En definitiva, son el resultado de la formación y aglomeración de cristales en una orina supersaturada, a causa de dos fenómenos físicos: la concentración anormalmente elevada de sales en la orina; el desequilibrio entre los factores que favorecen y los que inhiben la concentración de los productos de la orina.

¿Cuáles son los síntomas de la litiasis renal?
Los cálculos renales pueden provocar diferentes síntomas, dependiendo de su tamaño, composición y situación dentro del aparato urinario:

Litiasis asintomática (sin síntomas): muchos cálculos no producen síntomas, o bien éstos se descubren por casualidad mientras se están formando, a través de un análisis de orina. Suelen ser cálculos que, por su pequeño tamaño, pueden pasar desapercibidos.

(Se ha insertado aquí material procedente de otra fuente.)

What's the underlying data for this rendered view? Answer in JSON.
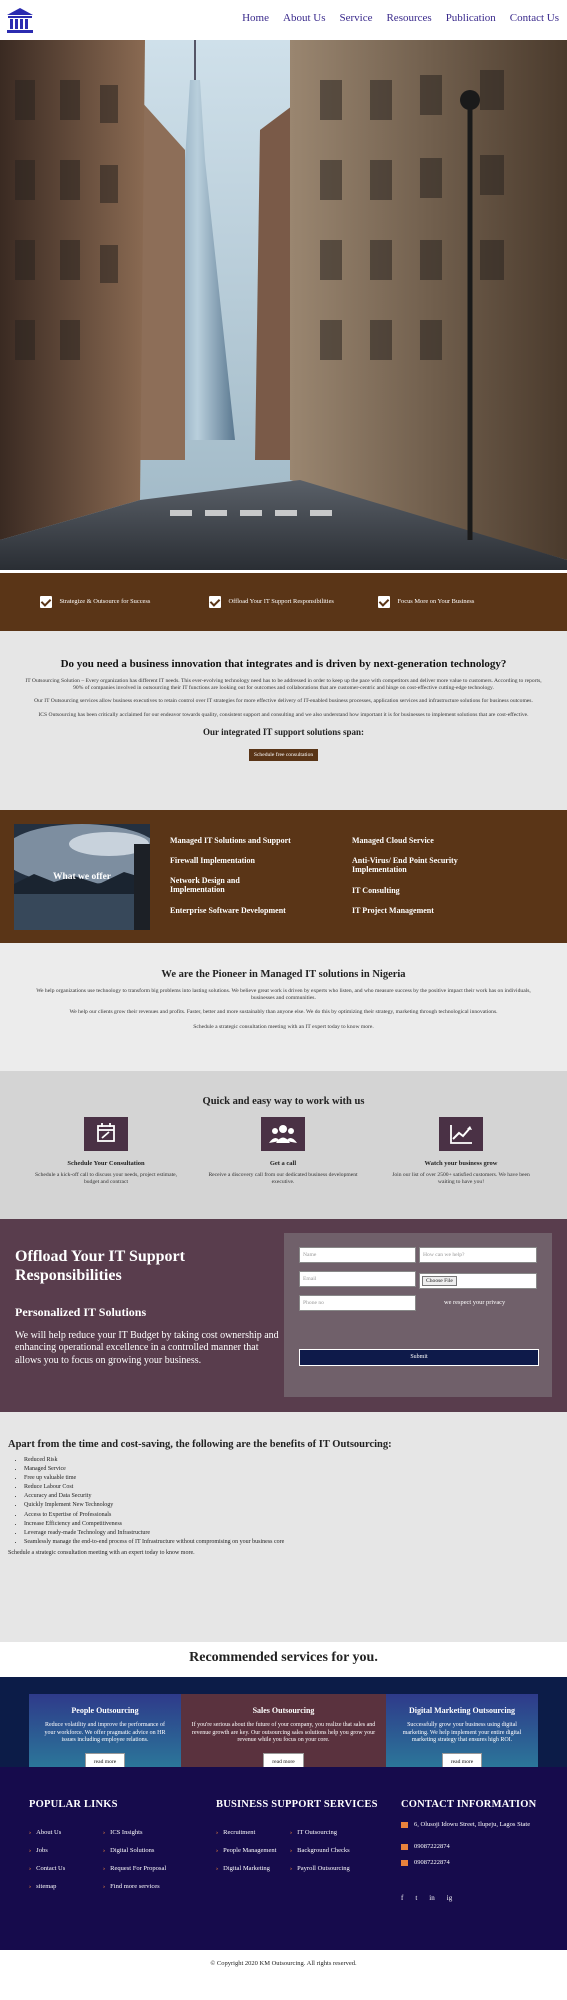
{
  "header": {
    "logo_icon": "institution-columns-icon",
    "nav": [
      "Home",
      "About Us",
      "Service",
      "Resources",
      "Publication",
      "Contact Us"
    ]
  },
  "strip": {
    "items": [
      "Strategize & Outsource for Success",
      "Offload Your IT Support Responsibilities",
      "Focus More on Your Business"
    ]
  },
  "innovation": {
    "title": "Do you need a business innovation that integrates and is driven by next-generation technology?",
    "p1": "IT Outsourcing Solution – Every organization has different IT needs. This ever-evolving technology need has to be addressed in order to keep up the pace with competitors and deliver more value to customers. According to reports, 90% of companies involved in outsourcing their IT functions are looking out for outcomes and collaborations that are customer-centric and hinge on cost-effective cutting-edge technology.",
    "p2": "Our IT Outsourcing services allow business executives to retain control over IT strategies for more effective delivery of IT-enabled business processes, application services and infrastructure solutions for business outcomes.",
    "p3": "ICS Outsourcing has been critically acclaimed for our endeavor towards quality, consistent support and consulting and we also understand how important it is for businesses to implement solutions that are cost-effective.",
    "subtitle": "Our integrated IT support solutions span:",
    "button": "Schedule free consultation"
  },
  "services": {
    "image_label": "What we offer",
    "left": [
      "Managed IT Solutions and Support",
      "Firewall Implementation",
      "Network Design and Implementation",
      "Enterprise Software Development"
    ],
    "right": [
      "Managed Cloud Service",
      "Anti-Virus/ End Point Security Implementation",
      "IT Consulting",
      "IT Project Management"
    ]
  },
  "pioneer": {
    "title": "We are the Pioneer in Managed IT solutions in Nigeria",
    "p1": "We help organizations use technology to transform big problems into lasting solutions. We believe great work is driven by experts who listen, and who measure success by the positive impact their work has on individuals, businesses and communities.",
    "p2": "We help our clients grow their revenues and profits. Faster, better and more sustainably than anyone else. We do this by optimizing their strategy, marketing through technological innovations.",
    "p3": "Schedule a strategic consultation meeting with an IT expert today to know more."
  },
  "quick": {
    "title": "Quick and easy way to work with us",
    "steps": [
      {
        "icon": "calendar-edit-icon",
        "title": "Schedule Your Consultation",
        "text": "Schedule a kick-off call to discuss your needs, project estimate, budget and contract"
      },
      {
        "icon": "users-group-icon",
        "title": "Get a call",
        "text": "Receive a discovery call from our dedicated business development executive."
      },
      {
        "icon": "chart-growth-icon",
        "title": "Watch your business grow",
        "text": "Join our list of over 2500+ satisfied customers. We have been waiting to have you!"
      }
    ]
  },
  "offload": {
    "title": "Offload Your IT Support Responsibilities",
    "subtitle": "Personalized IT Solutions",
    "text": "We will help reduce your IT Budget by taking cost ownership and enhancing operational excellence in a controlled manner that allows you to focus on growing your business.",
    "form": {
      "name_placeholder": "Name",
      "help_placeholder": "How can we help?",
      "email_placeholder": "Email",
      "file_label": "Choose File",
      "file_status": "",
      "phone_placeholder": "Phone no",
      "privacy": "we respect your privacy",
      "submit": "Submit"
    }
  },
  "benefits": {
    "title": "Apart from the time and cost-saving, the following are the benefits of IT Outsourcing:",
    "items": [
      "Reduced Risk",
      "Managed Service",
      "Free up valuable time",
      "Reduce Labour Cost",
      "Accuracy and Data Security",
      "Quickly Implement New Technology",
      "Access to Expertise of Professionals",
      "Increase Efficiency and Competitiveness",
      "Leverage ready-made Technology and Infrastructure",
      "Seamlessly manage the end-to-end process of IT Infrastructure without compromising on your business core"
    ],
    "footer": "Schedule a strategic consultation meeting with an expert today to know more."
  },
  "recommended": {
    "title": "Recommended services for you.",
    "cards": [
      {
        "title": "People Outsourcing",
        "text": "Reduce volatility and improve the performance of your workforce. We offer pragmatic advice on HR issues including employee relations.",
        "button": "read more"
      },
      {
        "title": "Sales Outsourcing",
        "text": "If you're serious about the future of your company, you realize that sales and revenue growth are key. Our outsourcing sales solutions help you grow your revenue while you focus on your core.",
        "button": "read more"
      },
      {
        "title": "Digital Marketing Outsourcing",
        "text": "Successfully grow your business using digital marketing. We help implement your entire digital marketing strategy that ensures high ROI.",
        "button": "read more"
      }
    ]
  },
  "footer": {
    "popular_title": "POPULAR LINKS",
    "popular": [
      "About Us",
      "Jobs",
      "Contact Us",
      "sitemap"
    ],
    "popular2": [
      "ICS Insights",
      "Digital Solutions",
      "Request For Proposal",
      "Find more services"
    ],
    "support_title": "BUSINESS SUPPORT SERVICES",
    "support": [
      "Recruitment",
      "People Management",
      "Digital Marketing"
    ],
    "support2": [
      "IT Outsourcing",
      "Background Checks",
      "Payroll Outsourcing"
    ],
    "contact_title": "CONTACT INFORMATION",
    "address": "6, Olusoji Idowu Street, Ilupeju, Lagos State",
    "phone1": "09087222874",
    "phone2": "09087222874",
    "social": [
      "f",
      "t",
      "in",
      "ig"
    ]
  },
  "copyright": "© Copyright 2020 KM Outsourcing. All rights reserved."
}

Cólico nefrítico: es el proceso más frecuente causado por los cálculos urinarios y se produce cuando uno de ellos causa un taponamiento de la salida de orina desde el riñón. Esto provoca un dolor intensísimo que aparece típicamente en la zona renal (espalda baja) y se extiende hacia la porción anterior del abdomen y a los genitales. El dolor sube y baja intermitentemente y el paciente no encuentra ninguna postura que le alivie. En muchas ocasiones aparecen náuseas, vómitos, sudoración profusa e hinchazón abdominal. Casi nunca provoca fiebre.

Dolor lumbar: en ocasiones, el dolor de los cálculos es menos aparente. Suele ser fijo y continuo en la zona lumbar, que es la que recubre los riñones. Este dolor se puede confundir con los dolores de huesos y articulaciones de origen reumático.

Hematuria: significa que la orina contiene sangre. Puede ser visible a simple vista (hematuria macroscópica) o, por el contrario, apreciarse únicamente mediante un análisis microscópico (microhematuria). La hematuria aparece debido a las pequeñas heridas que produce la piedra a su paso por el interior de los órganos afectados. A veces es su única manifestación.

Infecciones de orina: hay un grupo de cálculos que son consecuencia de unas infecciones renales especiales y que sólo se manifiestan por la aparición de infecciones, ya sea de la vejiga (cistitis) o del propio riñón (pielonefritis).